I knew a good deal about the financial affairs of both families. “
“And you have found this of use.”
“Recently, yes.”
Recently? “
“My man in London has been working for me. I have invested a great deal of money in London. I have become richer through this … and certain people have become poorer’.
I caught my breath.
“You mean that you have deliberately arranged this?”
He spread his hands.
“Let us say that it has happened. It may be that in order to maintain a certain standard of living it will be necessary for certain people to sell their property.”
“Lynx!” I cried, and indeed he looked like that creature now, the hatred glinting in his eyes, revealing the memory of the humiliation of years.
“You have deliberately impoverished these people?”
“You don’t understand these matters, Nora. Never mind.”
“I believe that whatever you do they will never sell the house.”
“If they can’t afford to keep it up they will be forced to.”

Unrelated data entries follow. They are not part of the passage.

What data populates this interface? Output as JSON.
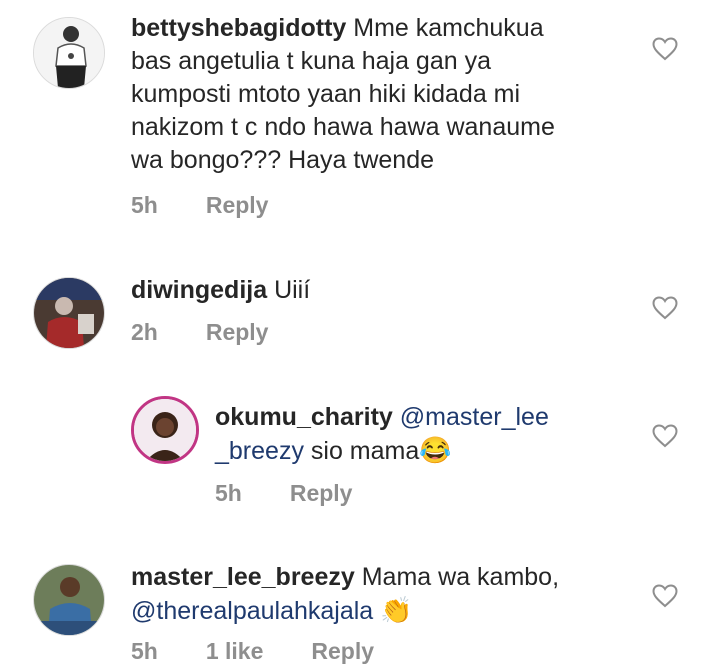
{
  "comments": [
    {
      "username": "bettyshebagidotty",
      "text_lines": [
        "Mme kamchukua",
        "bas angetulia t kuna haja gan ya",
        "kumposti mtoto yaan hiki kidada mi",
        "nakizom t c ndo hawa hawa wanaume",
        "wa bongo??? Haya twende"
      ],
      "time": "5h",
      "reply": "Reply"
    },
    {
      "username": "diwingedija",
      "text": "Uiií",
      "time": "2h",
      "reply": "Reply"
    },
    {
      "username": "okumu_charity",
      "mention_part1": "@master_lee",
      "mention_part2": "_breezy",
      "text": " sio mama",
      "emoji": "😂",
      "time": "5h",
      "reply": "Reply"
    },
    {
      "username": "master_lee_breezy",
      "text": "Mama wa kambo,",
      "mention": "@therealpaulahkajala",
      "emoji": "👏",
      "time": "5h",
      "likes": "1 like",
      "reply": "Reply"
    }
  ],
  "icons": {
    "like": "heart-outline-icon"
  }
}
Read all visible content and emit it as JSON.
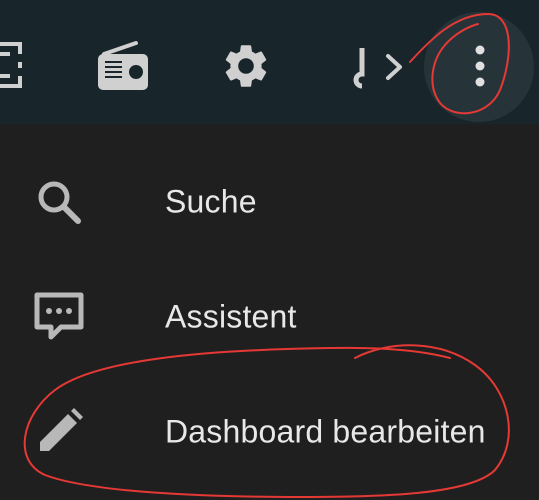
{
  "toolbar": {
    "icons": [
      "screen-frame-icon",
      "radio-icon",
      "gear-icon",
      "code-chevron-icon",
      "more-vert-icon"
    ]
  },
  "menu": {
    "items": [
      {
        "label": "Suche",
        "icon": "search-icon"
      },
      {
        "label": "Assistent",
        "icon": "assistant-chat-icon"
      },
      {
        "label": "Dashboard bearbeiten",
        "icon": "pencil-icon"
      }
    ]
  },
  "colors": {
    "toolbar_bg": "#18252b",
    "menu_bg": "#1f1f1f",
    "icon": "#c8c8c8",
    "text": "#e8e8e8",
    "annotation": "#e53935"
  }
}
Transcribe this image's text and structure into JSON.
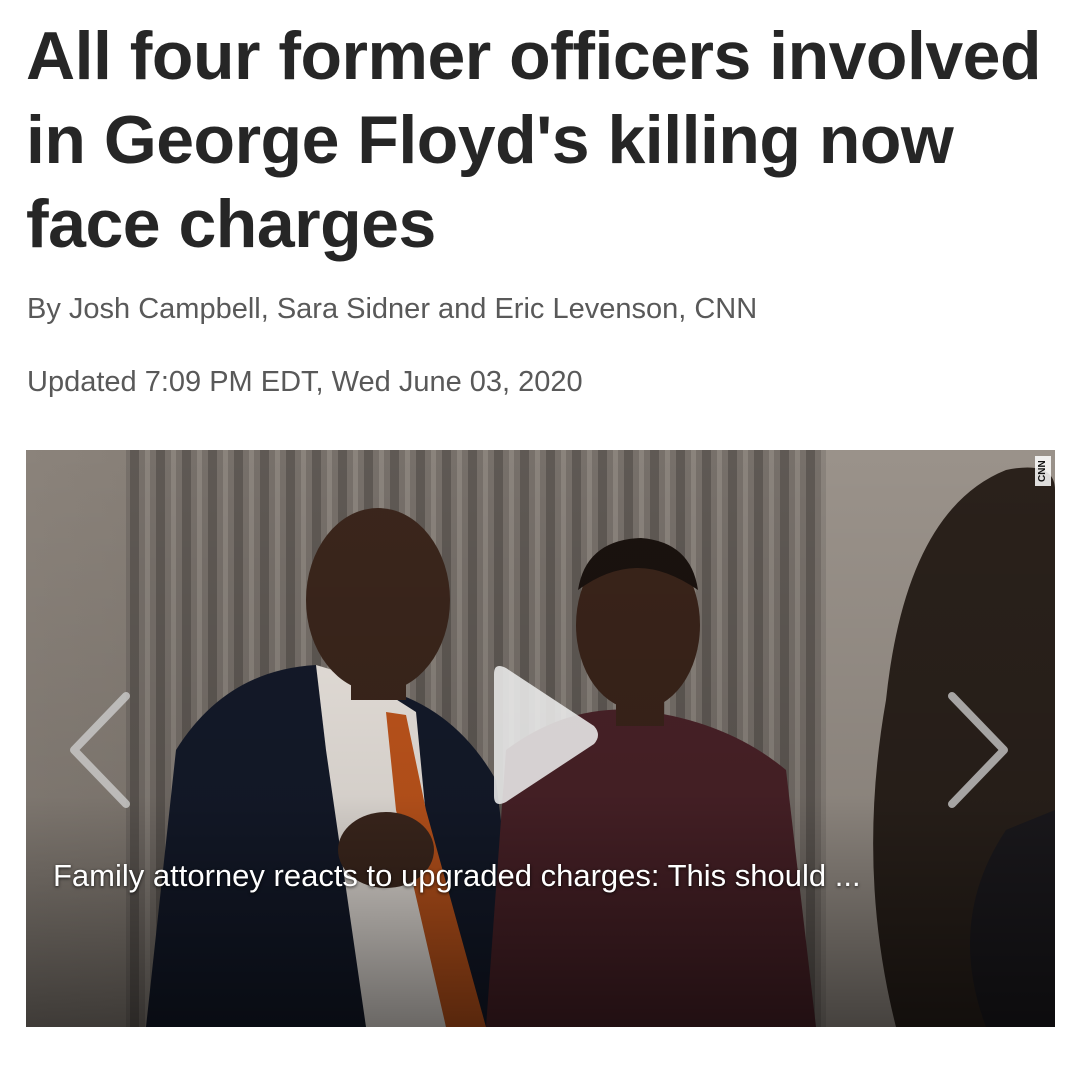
{
  "article": {
    "headline": "All four former officers involved in George Floyd's killing now face charges",
    "byline": "By Josh Campbell, Sara Sidner and Eric Levenson, CNN",
    "updated": "Updated 7:09 PM EDT, Wed June 03, 2020"
  },
  "video": {
    "caption": "Family attorney reacts to upgraded charges: This should ...",
    "watermark": "CNN",
    "play_icon": "play-icon",
    "prev_icon": "chevron-left-icon",
    "next_icon": "chevron-right-icon"
  },
  "colors": {
    "headline": "#262626",
    "meta": "#595959",
    "caption": "#ffffff"
  }
}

“I wouldn’t,” I declared, ‘if I were in their place. I’d think of something to keep it. I’d take paying guests; I’d work myself—particularly if I knew that someone was deliberately trying to take it from me. “
“You would, Nora. But other people are not you. You’ll see.”
“They’ll never sell. I just know it. I’ve been there. I’ve seen that girl.”
“There are more ways of selling than by making a cash bargain and handing over the property.”
“What ways?”
“You will see. One thing I know, Nora. I am going to see my son master of Whiteladies. My grandchildren are going to play on those lawns.
They are going to be brought up in
gracious surroundings. That is my plan and I am going to see that in this I am not disappointed. “
“And Stirling … he wants this?”
“My son knows what’s in my mind. It has always been so. He more than anyone knows what I have suffered. I have seen him weep with anger when he looked at the scars on my wrists. I have seen him clench his fists and vow that the score must be settled. And when Whiteladies is mine, I shall be content. I shall be able to tell myself that everything that led to this was worth while.”